Он не скрывал, что ему со мной интересно.

Наша подруга просто терпеливо ждала. Чего? Того, что он сам поймет, что я ему не пара? Того, что необразованная клоунесса перестанет забавлять князя? Того, что Андрей просто перестанет часто бывать в этом доме, если будет переведен в другое место? Или что вообще случится что-то страшное?

Или всего вместе?


Жизнь при генерале Врангеле не была в Симферополе легкой для большинства его жителей. Конечно, имевшие крупные счета в иностранных банках и получавшие доходы во франках, как Андрей, могли позволить себе угостить ужином половину театральной труппы или жить в «Бристоле». Кто-то ездил на машинах и носил меха, рестораны не пустовали, спекулянты привозили любые товары за баснословные деньги, дорогое вино лилось рекой, офицеры, которым завтра на фронт, спускали последние деньги, не надеясь вернуться. Пир во время чумы, не иначе.

Мне вспоминалась Москва. Первый раз я приехала сюда в тринадцатом году, но, не принятая ни в один театр (мне объяснили, что даже страстно желать играть на сцене и быть в состоянии делать это – не одно и тоже), была вынуждена вернуться домой. Окончательно уехала из дома в пятнадцатом. Оба раза Москва произвела на меня странное впечатление.
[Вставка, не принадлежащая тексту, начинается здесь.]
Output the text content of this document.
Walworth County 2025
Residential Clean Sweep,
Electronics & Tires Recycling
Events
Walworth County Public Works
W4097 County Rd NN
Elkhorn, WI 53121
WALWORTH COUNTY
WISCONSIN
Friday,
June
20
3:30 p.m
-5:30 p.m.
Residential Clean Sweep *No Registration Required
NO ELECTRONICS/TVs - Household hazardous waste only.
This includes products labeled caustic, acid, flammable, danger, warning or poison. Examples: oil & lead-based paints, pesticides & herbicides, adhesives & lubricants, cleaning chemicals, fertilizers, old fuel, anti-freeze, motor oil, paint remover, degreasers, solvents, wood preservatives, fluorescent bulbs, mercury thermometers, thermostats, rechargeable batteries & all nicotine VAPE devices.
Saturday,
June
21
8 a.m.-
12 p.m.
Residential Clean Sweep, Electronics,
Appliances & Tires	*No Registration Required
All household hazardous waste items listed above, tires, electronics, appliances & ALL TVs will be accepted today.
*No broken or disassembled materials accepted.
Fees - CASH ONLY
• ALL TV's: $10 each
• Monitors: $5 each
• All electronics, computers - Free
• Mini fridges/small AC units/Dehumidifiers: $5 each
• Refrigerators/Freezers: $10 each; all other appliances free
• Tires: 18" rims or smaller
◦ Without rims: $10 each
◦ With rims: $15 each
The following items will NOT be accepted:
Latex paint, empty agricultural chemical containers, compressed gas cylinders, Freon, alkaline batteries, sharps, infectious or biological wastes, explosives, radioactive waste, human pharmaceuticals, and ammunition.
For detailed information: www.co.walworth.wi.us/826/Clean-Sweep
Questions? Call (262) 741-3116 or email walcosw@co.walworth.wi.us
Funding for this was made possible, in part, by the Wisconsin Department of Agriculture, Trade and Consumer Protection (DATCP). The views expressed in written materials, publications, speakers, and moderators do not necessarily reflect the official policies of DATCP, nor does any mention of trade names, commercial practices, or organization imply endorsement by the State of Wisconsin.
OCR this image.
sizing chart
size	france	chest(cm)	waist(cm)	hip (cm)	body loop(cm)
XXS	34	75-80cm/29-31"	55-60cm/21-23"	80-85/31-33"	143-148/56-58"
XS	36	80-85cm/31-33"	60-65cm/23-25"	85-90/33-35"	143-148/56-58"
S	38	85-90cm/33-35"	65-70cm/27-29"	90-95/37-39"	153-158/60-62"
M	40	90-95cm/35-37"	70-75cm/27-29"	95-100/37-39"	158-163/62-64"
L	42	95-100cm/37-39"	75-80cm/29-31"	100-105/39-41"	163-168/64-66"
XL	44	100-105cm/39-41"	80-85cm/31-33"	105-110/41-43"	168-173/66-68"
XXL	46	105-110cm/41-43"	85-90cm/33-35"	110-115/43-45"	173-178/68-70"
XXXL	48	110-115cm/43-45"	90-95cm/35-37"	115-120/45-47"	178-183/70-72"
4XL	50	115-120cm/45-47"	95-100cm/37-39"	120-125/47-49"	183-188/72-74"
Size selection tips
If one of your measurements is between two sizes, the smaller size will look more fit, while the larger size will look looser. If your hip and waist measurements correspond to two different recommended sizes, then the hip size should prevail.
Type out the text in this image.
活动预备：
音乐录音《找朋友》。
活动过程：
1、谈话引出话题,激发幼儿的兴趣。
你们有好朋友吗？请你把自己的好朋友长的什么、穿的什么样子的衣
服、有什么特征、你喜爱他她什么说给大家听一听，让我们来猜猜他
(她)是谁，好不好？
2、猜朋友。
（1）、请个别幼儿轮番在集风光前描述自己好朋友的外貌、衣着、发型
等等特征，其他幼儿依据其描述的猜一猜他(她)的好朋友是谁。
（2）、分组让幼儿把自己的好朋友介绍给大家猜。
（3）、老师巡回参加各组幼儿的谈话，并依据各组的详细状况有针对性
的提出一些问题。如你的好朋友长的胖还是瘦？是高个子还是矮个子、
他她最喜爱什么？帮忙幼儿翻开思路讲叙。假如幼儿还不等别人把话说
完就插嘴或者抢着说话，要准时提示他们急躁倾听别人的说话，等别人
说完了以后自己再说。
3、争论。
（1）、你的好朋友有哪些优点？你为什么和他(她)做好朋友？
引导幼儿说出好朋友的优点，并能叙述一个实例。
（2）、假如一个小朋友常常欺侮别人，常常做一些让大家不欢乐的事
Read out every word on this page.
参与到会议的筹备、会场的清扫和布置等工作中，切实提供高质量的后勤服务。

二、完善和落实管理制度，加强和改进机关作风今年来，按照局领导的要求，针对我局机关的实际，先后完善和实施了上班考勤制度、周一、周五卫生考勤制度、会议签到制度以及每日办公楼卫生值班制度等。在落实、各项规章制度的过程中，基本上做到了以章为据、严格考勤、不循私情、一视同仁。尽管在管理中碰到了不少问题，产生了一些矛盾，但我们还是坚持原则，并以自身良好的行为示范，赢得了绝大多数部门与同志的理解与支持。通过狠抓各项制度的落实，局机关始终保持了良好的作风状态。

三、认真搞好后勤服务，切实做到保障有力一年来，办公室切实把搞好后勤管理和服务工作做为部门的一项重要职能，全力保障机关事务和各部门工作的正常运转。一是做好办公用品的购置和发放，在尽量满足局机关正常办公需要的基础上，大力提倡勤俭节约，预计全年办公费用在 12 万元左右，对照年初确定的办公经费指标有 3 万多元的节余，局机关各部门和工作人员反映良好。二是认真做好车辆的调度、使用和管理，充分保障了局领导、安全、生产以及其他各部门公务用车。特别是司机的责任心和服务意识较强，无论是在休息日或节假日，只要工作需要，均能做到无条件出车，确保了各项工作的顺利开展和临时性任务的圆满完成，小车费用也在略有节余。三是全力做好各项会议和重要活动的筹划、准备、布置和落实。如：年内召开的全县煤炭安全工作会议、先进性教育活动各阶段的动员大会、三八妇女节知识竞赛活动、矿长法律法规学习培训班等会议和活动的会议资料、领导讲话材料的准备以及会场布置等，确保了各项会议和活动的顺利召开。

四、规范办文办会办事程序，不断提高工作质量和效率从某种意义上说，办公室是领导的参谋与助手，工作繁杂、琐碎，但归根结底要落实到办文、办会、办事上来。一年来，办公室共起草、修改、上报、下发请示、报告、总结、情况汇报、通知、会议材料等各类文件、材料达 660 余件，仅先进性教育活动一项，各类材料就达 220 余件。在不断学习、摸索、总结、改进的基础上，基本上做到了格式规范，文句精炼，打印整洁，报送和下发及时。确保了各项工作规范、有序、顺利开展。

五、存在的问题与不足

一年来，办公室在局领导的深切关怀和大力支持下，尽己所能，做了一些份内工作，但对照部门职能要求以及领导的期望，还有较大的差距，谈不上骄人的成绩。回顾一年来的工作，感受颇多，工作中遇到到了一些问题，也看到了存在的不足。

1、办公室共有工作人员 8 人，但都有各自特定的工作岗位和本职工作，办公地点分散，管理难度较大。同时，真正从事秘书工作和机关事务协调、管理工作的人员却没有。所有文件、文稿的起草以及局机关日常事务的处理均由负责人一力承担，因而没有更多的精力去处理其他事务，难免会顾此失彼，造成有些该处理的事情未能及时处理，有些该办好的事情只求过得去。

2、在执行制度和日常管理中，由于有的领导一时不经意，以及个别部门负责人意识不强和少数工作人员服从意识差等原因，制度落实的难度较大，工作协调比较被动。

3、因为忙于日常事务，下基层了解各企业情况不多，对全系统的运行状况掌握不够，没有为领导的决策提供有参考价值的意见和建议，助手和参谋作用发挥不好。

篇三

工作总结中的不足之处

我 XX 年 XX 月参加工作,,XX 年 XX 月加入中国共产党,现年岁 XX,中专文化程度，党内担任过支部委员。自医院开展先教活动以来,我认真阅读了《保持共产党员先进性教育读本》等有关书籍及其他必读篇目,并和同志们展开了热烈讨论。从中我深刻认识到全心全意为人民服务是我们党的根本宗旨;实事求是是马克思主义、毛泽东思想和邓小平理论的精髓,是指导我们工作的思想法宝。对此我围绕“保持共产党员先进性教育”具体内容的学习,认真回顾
Конечно, я больше интересовалась театрами, но показалось, что Москва гуляет, словно перед концом света. Так и вышло – в четырнадцатом началась война, которая все никак не заканчивался. Россия столько лет жила в кошмаре, что он стал почти нормой, к нему привыкли, и никто не ждал ничего хорошего. Это страшно – жить по принципу «хуже не будет, потому что некуда».

Но одно дело – ни на что не надеяться и спасать свои средства, увозя их за границу, и совсем иное – спешно бежать всем, кто может это сделать, или прожигать последнее, если уехать не можешь. Большинство именно прожигали. Прежде всего офицеры. Вино лилось рекой, благо в Симферополе свой завод Христофоровых, который раньше поставлял вино в Москву и Петербург. Теперь все это оставалось в Крыму, вернее, поступало из винных погребов на Феодосийской в магазины и рестораны Симферополя и Севастополя.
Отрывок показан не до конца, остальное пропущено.